Parfois, les gens viennent en cours avec une sorte de fatigue. Mais ce n’est pas de la fatigue.Comme le Rabash dit: Si quelqu’un venait à vous dire que votre maison était en feu, vous vous lèveriez d’un bon pour courrir. Par conséquent, ce n’est pas la fatigue, seulement un manque de désir.
Les gens sentent qu’ils ne comprennent pas, ne sentent pas le matériel, tout est comme dans un brouillard. Tous ces points sont également des symptômes de la platitude du désir.
«Je ne suis en fait pas vraiment intéressé ; je ne me sens pas bien ; j’ai des questions plus urgentes à traiter; j’ai besoin de repos ; demain j’ai une grosse journée au travail. » Toutes ces choses ne sont rien qu’un manque de désir.
On m’a donné exprès la possibilité de trouver cette volonté, de vouloir l’obtenir, de comprendre que je dois la trouver moi-même.

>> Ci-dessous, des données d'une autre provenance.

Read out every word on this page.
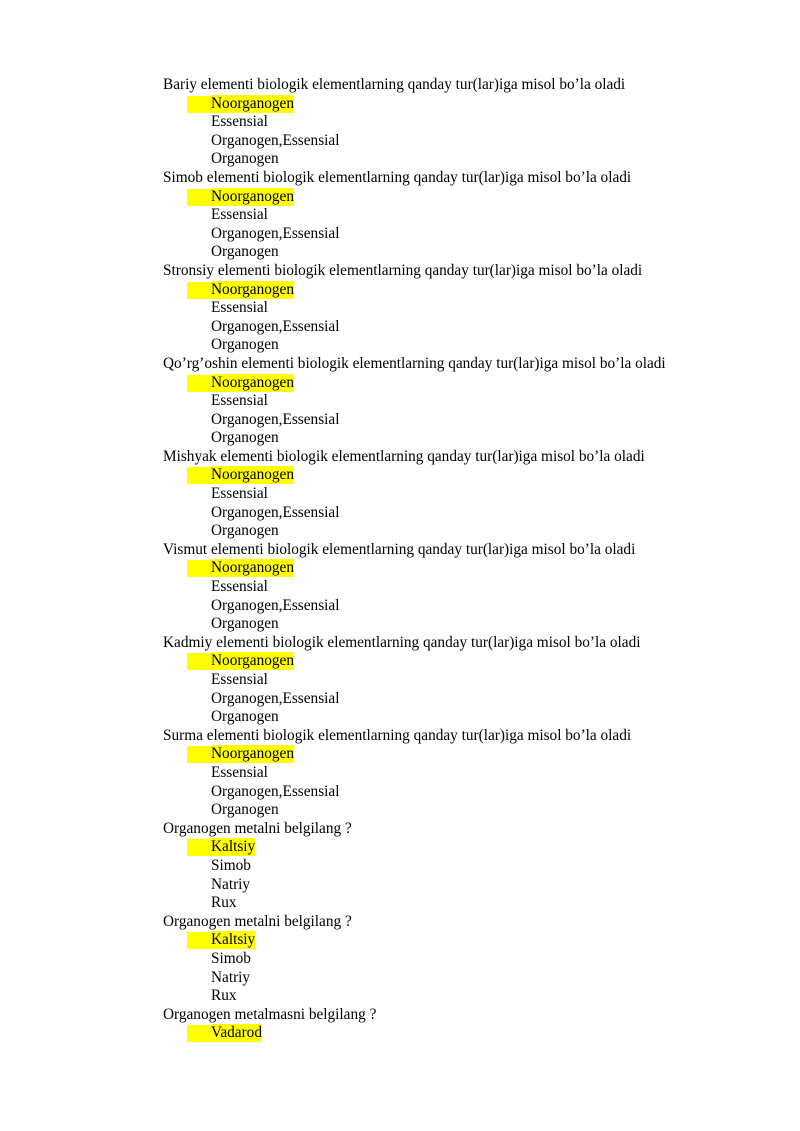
Bariy elementi biologik elementlarning qanday tur(lar)iga misol bo’la oladi
Noorganogen
Essensial
Organogen,Essensial
Organogen
Simob elementi biologik elementlarning qanday tur(lar)iga misol bo’la oladi
Noorganogen
Essensial
Organogen,Essensial
Organogen
Stronsiy elementi biologik elementlarning qanday tur(lar)iga misol bo’la oladi
Noorganogen
Essensial
Organogen,Essensial
Organogen
Qo’rg’oshin elementi biologik elementlarning qanday tur(lar)iga misol bo’la oladi
Noorganogen
Essensial
Organogen,Essensial
Organogen
Mishyak elementi biologik elementlarning qanday tur(lar)iga misol bo’la oladi
Noorganogen
Essensial
Organogen,Essensial
Organogen
Vismut elementi biologik elementlarning qanday tur(lar)iga misol bo’la oladi
Noorganogen
Essensial
Organogen,Essensial
Organogen
Kadmiy elementi biologik elementlarning qanday tur(lar)iga misol bo’la oladi
Noorganogen
Essensial
Organogen,Essensial
Organogen
Surma elementi biologik elementlarning qanday tur(lar)iga misol bo’la oladi
Noorganogen
Essensial
Organogen,Essensial
Organogen
Organogen metalni belgilang ?
Kaltsiy
Simob
Natriy
Rux
Organogen metalni belgilang ?
Kaltsiy
Simob
Natriy
Rux
Organogen metalmasni belgilang ?
Vadarod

Et, là encore, trouver le désir est seulement possible en ouvrant le livre, même quand je ne veux pas lire ou comprendre, quand je ne vois pas ou que je ne ressens rien du tout.
Cependant, peu à peu, en me forçant à lire un peu plus, et un peu plus, et un peu plus lettre après lettre, mot après mot, je cherche et j’ attends d’être rattrapé par le désir dont parle Le Livre du Zohar.
Je comprends toutes ces étapes, insipides comme elles sont, sans émotion nicompréhension.
Au contraire, c’est précisément dans ce manque de goût, de sensation, et d’éveil que je commence à sentir l’attitude du Créateur envers moi, qu’Il me donne encore l’occasion et un lieu précis pour appliquer mes propres efforts dans tous ces états.
C’est le travail commun entre moi et le Supérieur. Dans ce travail, je commence à me connecter au Créateur, même dans les états où je ne me sens pas comme “bon faisant le bien” et “il n’y a rien hormis Lui.”
De cette manière, je viens aux désirs corrects. La satisfaction, la Lumière Supérieure, est dans le repos absolu. Tout ce qui manque sont les désirs, les Kelim (récipients).